Headline.co.id (Jakarta) — Suasana khidmat menyelimuti pelataran Masjid Istiqlal, Jakarta, Sabtu (28/6/2025) pagi. Sebanyak 100 pasangan dari wilayah Jabodetabek melangsungkan akad nikah secara bersamaan dalam prosesi nikah massal yang digelar Direktorat Jenderal Bimbingan Masyarakat Islam Kementerian Agama (Ditjen Bimas Islam Kemenag). Acara ini menjadi pembuka dari rangkaian program nasional yang akan menyatukan 1.000 pasangan di seluruh Indonesia secara bertahap.
Nikah massal ini bukan sekadar hajatan akbar, melainkan bagian dari strategi negara dalam menyelesaikan problem klasik: pernikahan tak tercatat yang menjerat keluarga rentan dalam bayang-bayang ketidakpastian hukum.
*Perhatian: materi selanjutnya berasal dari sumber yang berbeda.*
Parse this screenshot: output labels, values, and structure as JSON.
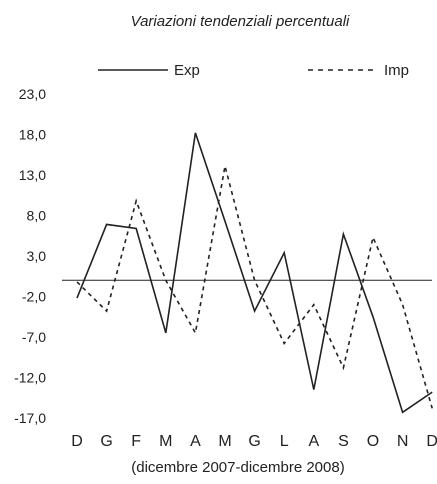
{
  "chart_data": {
    "type": "line",
    "title": "Variazioni tendenziali percentuali",
    "xlabel": "(dicembre 2007-dicembre 2008)",
    "ylabel": "",
    "categories": [
      "D",
      "G",
      "F",
      "M",
      "A",
      "M",
      "G",
      "L",
      "A",
      "S",
      "O",
      "N",
      "D"
    ],
    "yticks": [
      "23,0",
      "18,0",
      "13,0",
      "8,0",
      "3,0",
      "-2,0",
      "-7,0",
      "-12,0",
      "-17,0"
    ],
    "ylim": [
      -17,
      23
    ],
    "reference_line": 0,
    "legend_position": "top",
    "series": [
      {
        "name": "Exp",
        "style": "solid",
        "color": "#222222",
        "values": [
          -2.2,
          6.9,
          6.4,
          -6.5,
          18.2,
          7.3,
          -3.8,
          3.4,
          -13.5,
          5.7,
          -4.5,
          -16.3,
          -13.8
        ]
      },
      {
        "name": "Imp",
        "style": "dashed",
        "color": "#222222",
        "values": [
          -0.2,
          -3.8,
          9.8,
          0.0,
          -6.5,
          14.1,
          0.0,
          -7.8,
          -3.0,
          -10.8,
          5.3,
          -3.0,
          -15.8
        ]
      }
    ]
  }
}
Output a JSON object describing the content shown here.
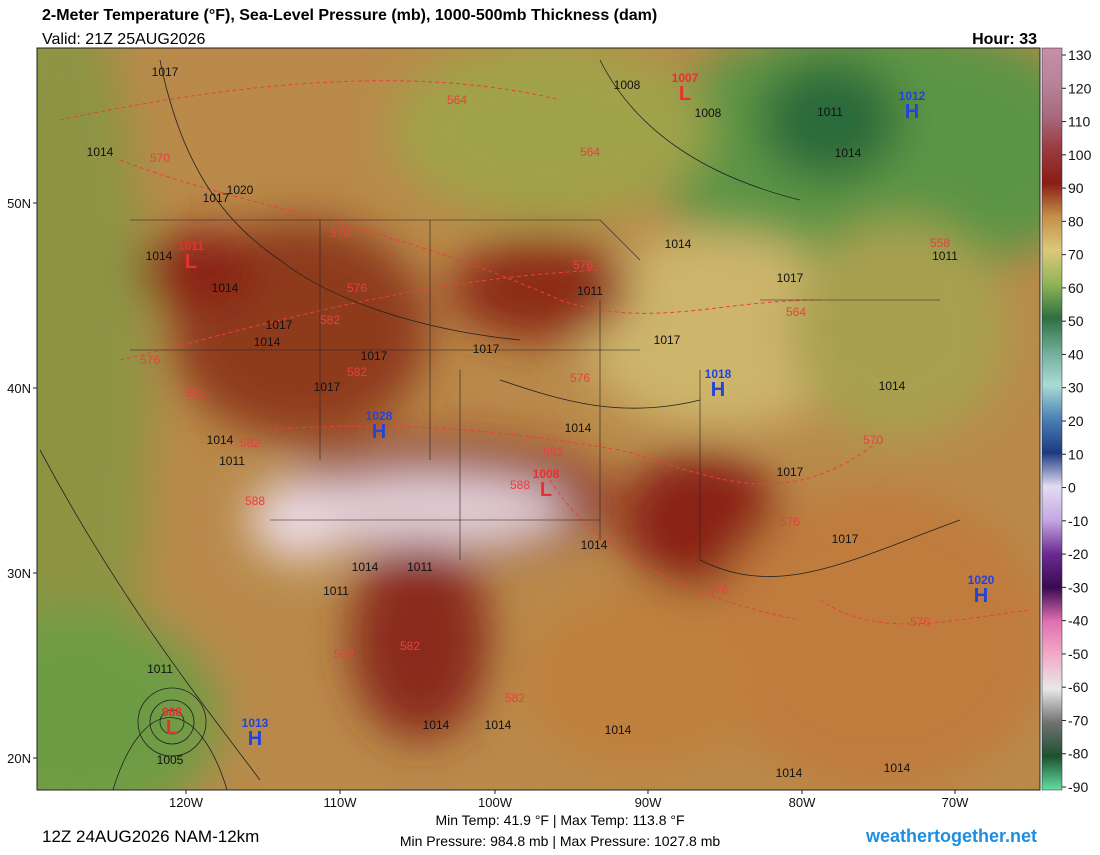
{
  "header": {
    "title": "2-Meter Temperature (°F), Sea-Level Pressure (mb), 1000-500mb Thickness (dam)",
    "valid": "Valid: 21Z 25AUG2026",
    "hour": "Hour: 33"
  },
  "colorbar": {
    "ticks": [
      130,
      120,
      110,
      100,
      90,
      80,
      70,
      60,
      50,
      40,
      30,
      20,
      10,
      0,
      -10,
      -20,
      -30,
      -40,
      -50,
      -60,
      -70,
      -80,
      -90
    ],
    "colors": [
      "#c590a8",
      "#b8849a",
      "#a86a80",
      "#9a3a40",
      "#8a1c16",
      "#c49048",
      "#dcc878",
      "#90b458",
      "#2e7040",
      "#70ac98",
      "#aadcd6",
      "#4a80b4",
      "#1c3a82",
      "#e4dcf2",
      "#c4a8e2",
      "#6a2a92",
      "#3a0a52",
      "#e070b0",
      "#f2aac8",
      "#e8e8e8",
      "#727272",
      "#1e5030",
      "#60e0a0"
    ]
  },
  "lat_labels": [
    "50N",
    "40N",
    "30N",
    "20N"
  ],
  "lon_labels": [
    "120W",
    "110W",
    "100W",
    "90W",
    "80W",
    "70W"
  ],
  "centers": [
    {
      "label": "L",
      "value": "1007"
    },
    {
      "label": "H",
      "value": "1012"
    },
    {
      "label": "L",
      "value": "1011"
    },
    {
      "label": "H",
      "value": "1018"
    },
    {
      "label": "H",
      "value": "1028"
    },
    {
      "label": "L",
      "value": "1008"
    },
    {
      "label": "H",
      "value": "1020"
    },
    {
      "label": "L",
      "value": "988"
    },
    {
      "label": "H",
      "value": "1013"
    }
  ],
  "isobar_labels": [
    "1017",
    "1008",
    "1008",
    "1011",
    "1014",
    "1014",
    "1020",
    "1017",
    "1014",
    "1014",
    "1017",
    "1011",
    "1011",
    "1014",
    "1017",
    "1014",
    "1017",
    "1017",
    "1017",
    "1017",
    "1014",
    "1014",
    "1014",
    "1011",
    "1017",
    "1017",
    "1014",
    "1014",
    "1011",
    "1011",
    "1011",
    "1005",
    "1014",
    "1014",
    "1014",
    "1014",
    "1014"
  ],
  "thickness_labels": [
    "564",
    "564",
    "570",
    "570",
    "576",
    "576",
    "582",
    "576",
    "582",
    "582",
    "576",
    "558",
    "564",
    "570",
    "582",
    "582",
    "588",
    "588",
    "576",
    "576",
    "576",
    "582",
    "582",
    "582"
  ],
  "footer": {
    "run": "12Z 24AUG2026 NAM-12km",
    "temps": "Min Temp:  41.9 °F | Max Temp: 113.8 °F",
    "pressures": "Min Pressure: 984.8 mb | Max Pressure: 1027.8 mb",
    "site": "weathertogether.net"
  }
}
“Momentum nikah massal ini bukan sekadar seremonial, tapi bagian dari dua tugas besar Kementerian Agama: mengesahkan pernikahan secara agama dan mencatatnya secara resmi menurut hukum negara,” ujar Direktur Jenderal Bimas Islam, Abu Rokhmad, dalam sambutannya.
Perlindungan Hukum Dimulai dari Akta Nikah
Dirjen Abu menekankan pentingnya legalitas pernikahan dalam kehidupan keluarga. Banyak pasangan di Indonesia, terutama dari kelompok ekonomi bawah, hanya menikah secara agama tanpa pencatatan resmi. Akibatnya, anak tak bisa dibuatkan akta kelahiran, akses ke BPJS tersendat, bahkan bantuan sosial pun tak dapat disentuh.
“Akta nikah adalah fondasi penting untuk memastikan hak-hak keluarga terlindungi. Tanpa itu, kehidupan anak-anak mereka ikut terdampak,” tegasnya.
Untuk setiap pasangan yang dinikahkan, Kemenag memberikan berbagai bentuk dukungan: dana pembinaan sebesar Rp2,5 juta, seperangkat alat salat, mushaf Al-Qur’an dari Unit Percetakan Al-Qur’an (UPQ), paket kosmetik dari Wardah, hingga fasilitas menginap di hotel sebagai bentuk apresiasi terhadap langkah awal membangun rumah tangga.
Menjawab Kendala Ekonomi, Menembus Batas Administratif
Dalam konteks masyarakat menengah ke bawah, biaya pernikahan kerap menjadi batu sandungan. Lewat program ini, negara hadir sebagai fasilitator sekaligus pelindung.
“Dengan program ini, kami ingin memastikan bahwa siapapun yang sudah siap secara lahir dan batin dapat menikah dengan layak, tanpa terbebani biaya tinggi,” ungkap Abu.
Tak berhenti di dalam negeri, Kemenag bahkan bersiap memperluas jangkauan program hingga ke luar negeri. Komunitas Pekerja Migran Indonesia (PMI) di Hongkong, Taiwan, Malaysia, hingga Arab Saudi menjadi prioritas selanjutnya. Banyak dari mereka yang terhalang menikah resmi karena tak memiliki wali atau terkendala administrasi. Untuk itu, Kemenag akan menunjuk wali hakim resmi demi kelancaran proses sesuai syariat dan hukum negara.
Bukan Sekadar Gaya, Tapi Niat Suci
Dirjen Abu juga berpesan agar generasi muda Muslim tak ragu untuk menikah, bahkan lewat program nikah massal sekalipun.
“Jangan malu menikah secara massal. Ini bukan soal gaya, tapi soal niat suci untuk membangun rumah tangga yang sah dan diberkahi,” ucapnya.
Ia juga mengapresiasi semua pihak yang mendukung terselenggaranya program ini, mulai dari Baznas, sponsor kosmetik, hingga pengelola Masjid Istiqlal.
Di tengah geliat pembangunan menuju Indonesia Emas 2045, program ini menjadi pijakan awal dalam membentuk keluarga tangguh, sah secara hukum, dan berdaya secara ekonomi. Karena di balik buku nikah, tersimpan harapan akan hadirnya generasi masa depan yang lebih terlindungi, kuat, dan bermartabat.